きょうの蹄音競馬にまつわるちょっといい話

2019.8.1

歌人“京雅”さんからの和歌(沓冠) アイビスサマーダッシュ&クイーンステークス

8月1日は、小野次郎 調教師、高柳瑞樹 調教師の誕生日です。誕生日おめでとうございます!
史上2頭目の無敗の三冠馬となり、種牡馬としても多くのG1馬を残してきたディープインパクトがけい用先の社台スタリオンステーションで亡くなりました。7月30日早朝、レントゲン検査で頸椎に骨折が見つかり、回復の見込みが立たないことから、安楽死の処分が取られたようです。御冥福をお祈りします。
先週は、新潟でアイビスサマーダッシュ(GIII)、小倉で小倉サマージャンプ(J・GIII)、札幌でクイーンステークス(GIII)と各競馬場で重賞が行われました。新潟と札幌の両重賞では、当協会の会員が優勝されました。京雅さんからは重賞制覇を祝して、和歌が2首届いております。是非、隠れたメッセージを読み解いてください。(メッセージの答えは最後に)

アイビスサマーダッシュ 京雅

ボス飛ばそ
すぐ先行と
駆けたなら
決戦で勝ち
ただ千直を

隠れたメッセージは「ぼすかけた そとらちを → ボス駆けた 外埒を」です。
ボ()ス飛ばそ(
す()ぐ先行と(
駆()けたなら(
決()戦で勝ち(
た()だ千直を(


クイーンステークス 京雅

読んで今
馬みごと抜け
疾走は
抜群良いな
出来た四勝し

隠れたメッセージは「ようしばで まけはなし → 洋芝で 負けは無し」です。
読()んで今(
馬()みごと抜け(
疾()走は(
抜()群良いな(
出()来た四勝し(



<京雅さんからのメッセージ>
中山馬主協会の会員様が新潟と札幌で重賞優勝というおめでたい週ですので、和歌を2首詠みました。

新潟のアイビスサマーダッシュではライオンボスが1番人気に応えて優勝。好スタートから外埒につけて、先行抜け出しの戦法。急遽、乗り替わりとなった田邉騎手の檄に反応し、駆け抜けました。新潟の千直は3戦3勝の負けなし。コース巧者が躍動したレースでした。

札幌のクイーンステークスも1番人気ミッキーチャームが自身2勝目となる重賞制覇。

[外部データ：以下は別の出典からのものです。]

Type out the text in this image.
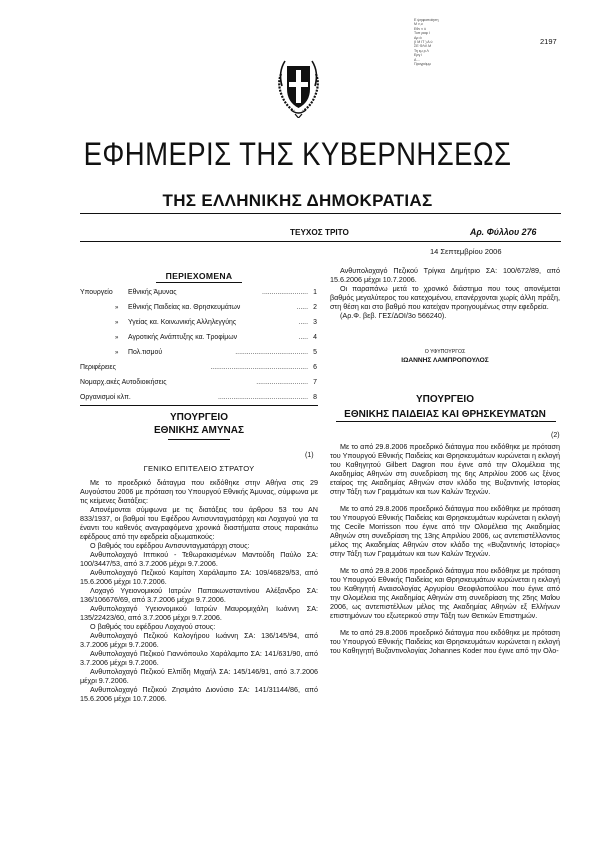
Ε ψηφιοποίηση
Μ ν,υ
Εθν ν ύ
Τυπ ραφ ί
Αρ ά
(Ι Μ ΙΤ ) Α ύ
ΣΕ ΦΛΛ Μ
Τη εμ ρ Λ
Εργ ί
Α ...
Προγράμμ
2197
ΕΦΗΜΕΡΙΣ ΤΗΣ ΚΥΒΕΡΝΗΣΕΩΣ
ΤΗΣ ΕΛΛΗΝΙΚΗΣ ΔΗΜΟΚΡΑΤΙΑΣ
ΤΕΥΧΟΣ ΤΡΙΤΟ	Αρ. Φύλλου 276
14 Σεπτεμβρίου 2006
ΠΕΡΙΕΧΟΜΕΝΑ
........................
Υπουργείο Εθνικής Άμυνας	1
......
» Εθνικής Παιδείας κα. Θρησκευμάτων	2
.....
» Υγείας κα. Κοινωνικής Αλληλεγγύης	3
.....
» Αγροτικής Ανάπτυξης κα. Τροφίμων	4
......................................
» Πολ.τισμού	5
...................................................
Περιφέρειες	6
...........................
Νομαρχ.ακές Αυτοδιοικήσεις	7
...............................................
Οργανισμοί κλπ.	8
ΥΠΟΥΡΓΕΙΟ
ΕΘΝΙΚΗΣ ΑΜΥΝΑΣ
(1)
ΓΕΝΙΚΟ ΕΠΙΤΕΛΕΙΟ ΣΤΡΑΤΟΥ

Με το προεδρικό διάταγμα που εκδόθηκε στην Αθήνα στις 29 Αυγούστου 2006 με πρόταση του Υπουργού Εθνικής Άμυνας, σύμφωνα με τις κείμενες διατάξεις:

Απονέμονται σύμφωνα με τις διατάξεις του άρθρου 53 του ΑΝ 833/1937, οι βαθμοί του Εφέδρου Αντισυνταγματάρχη και Λοχαγού για τα έναντι του καθενός αναγραφόμενα χρονικά διαστήματα στους παρακάτω εφέδρους από την εφεδρεία αξιωματικούς:

Ο βαθμός του εφέδρου Αντισυνταγματάρχη στους:

Ανθυπολοχαγό Ιππικού - Τεθωρακισμένων Μαντούδη Παύλο ΣΑ: 100/3447/53, από 3.7.2006 μέχρι 9.7.2006.

Ανθυπολοχαγό Πεζικού Καμίτση Χαράλαμπο ΣΑ: 109/46829/53, από 15.6.2006 μέχρι 10.7.2006.

Λοχαγό Υγειονομικού Ιατρών Παπακωνσταντίνου Αλέξανδρο ΣΑ: 136/106676/69, από 3.7.2006 μέχρι 9.7.2006.

Ανθυπολοχαγό Υγειονομικού Ιατρών Μαυρομιχάλη Ιωάννη ΣΑ: 135/22423/60, από 3.7.2006 μέχρι 9.7.2006.

Ο βαθμός του εφέδρου Λοχαγού στους:

Ανθυπολοχαγό Πεζικού Καλογήρου Ιωάννη ΣΑ: 136/145/94, από 3.7.2006 μέχρι 9.7.2006.

Ανθυπολοχαγό Πεζικού Γιαννόπουλο Χαράλαμπο ΣΑ: 141/631/90, από 3.7.2006 μέχρι 9.7.2006.

Ανθυπολοχαγό Πεζικού Ελπίδη Μιχαήλ ΣΑ: 145/146/91, από 3.7.2006 μέχρι 9.7.2006.

Ανθυπολοχαγό Πεζικού Ζησιμάτο Διονύσιο ΣΑ: 141/31144/86, από 15.6.2006 μέχρι 10.7.2006.

Ανθυπολοχαγό Πεζικού Τρίγκα Δημήτριο ΣΑ: 100/672/89, από 15.6.2006 μέχρι 10.7.2006.

Οι παραπάνω μετά το χρονικό διάστημα που τους απονέμεται βαθμός μεγαλύτερος του κατεχομένου, επανέρχονται χωρίς άλλη πράξη, στη θέση και στο βαθμό που κατείχαν προηγουμένως στην εφεδρεία.

(Αρ.Φ. βεβ. ΓΕΣ/ΔΟΙ/3ο 566240).

Ο ΥΦΥΠΟΥΡΓΟΣ
ΙΩΑΝΝΗΣ ΛΑΜΠΡΟΠΟΥΛΟΣ
ΥΠΟΥΡΓΕΙΟ
ΕΘΝΙΚΗΣ ΠΑΙΔΕΙΑΣ ΚΑΙ ΘΡΗΣΚΕΥΜΑΤΩΝ
(2)

Με το από 29.8.2006 προεδρικό διάταγμα που εκδόθηκε με πρόταση του Υπουργού Εθνικής Παιδείας και Θρησκευμάτων κυρώνεται η εκλογή του Καθηγητού Gilbert Dagron που έγινε από την Ολομέλεια της Ακαδημίας Αθηνών στη συνεδρίαση της 6ης Απριλίου 2006 ως ξένος εταίρος της Ακαδημίας Αθηνών στον κλάδο της Βυζαντινής Ιστορίας στην Τάξη των Γραμμάτων και των Καλών Τεχνών.

Με το από 29.8.2006 προεδρικό διάταγμα που εκδόθηκε με πρόταση του Υπουργού Εθνικής Παιδείας και Θρησκευμάτων κυρώνεται η εκλογή της Cecile Morrisson που έγινε από την Ολομέλεια της Ακαδημίας Αθηνών στη συνεδρίαση της 13ης Απριλίου 2006, ως αντεπιστέλλοντος μέλος της Ακαδημίας Αθηνών στον κλάδο της «Βυζαντινής Ιστορίας» στην Τάξη των Γραμμάτων και των Καλών Τεχνών.

Με το από 29.8.2006 προεδρικό διάταγμα που εκδόθηκε με πρόταση του Υπουργού Εθνικής Παιδείας και Θρησκευμάτων κυρώνεται η εκλογή του Καθηγητή Αναισολογίας Αργυρίου Θεοφιλοπούλου που έγινε από την Ολομέλεια της Ακαδημίας Αθηνών στη συνεδρίαση της 25ης Μαΐου 2006, ως αντεπιστέλλων μέλος της Ακαδημίας Αθηνών εξ Ελλήνων επιστημόνων του εξωτερικού στην Τάξη των Θετικών Επιστημών.

Με το από 29.8.2006 προεδρικό διάταγμα που εκδόθηκε με πρόταση του Υπουργού Εθνικής Παιδείας και Θρησκευμάτων κυρώνεται η εκλογή του Καθηγητή Βυζαντινολογίας Johannes Koder που έγινε από την Ολο-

「外枠だったので内の馬を見ながらリズム良く走らせようと考えていました」との川田騎手の思惑通り、他馬の状況を読み切って、直線入り口で抜け出し疾走しました。これで洋芝は、函館・札幌で4戦4勝。秋に向けて弾みとなる勝利でした。


今週末は新潟・レパードステークス(GIII)、小倉・小倉記念(GIII)が行われます。今週も会員皆様のご愛馬の活躍を祈念いたします。


※ 【沓冠】の解説
和歌の折句の一種。意味のある10文字の語句を、各句の初め(冠)と終わり(沓)に1字ずつ詠み込んだもの。「沓」とは、体の一番下に着けるもので、「冠」とは、一番上に着けるものであることから、「沓冠」といわれる。 平安貴族の「言葉遊び」で、短歌の中に、本文とは違う言葉を忍び込ませて、和歌の表面とは違ったメッセージを密かに伝えているところが、面白いところ。

※歌人“京雅”さん
長く競馬サークルに住みついている覆面歌人。本年から、当協会ホームページで連載開始。渾身の一首をお届けするので皆さんも、是非、謎解きに挑戦してください。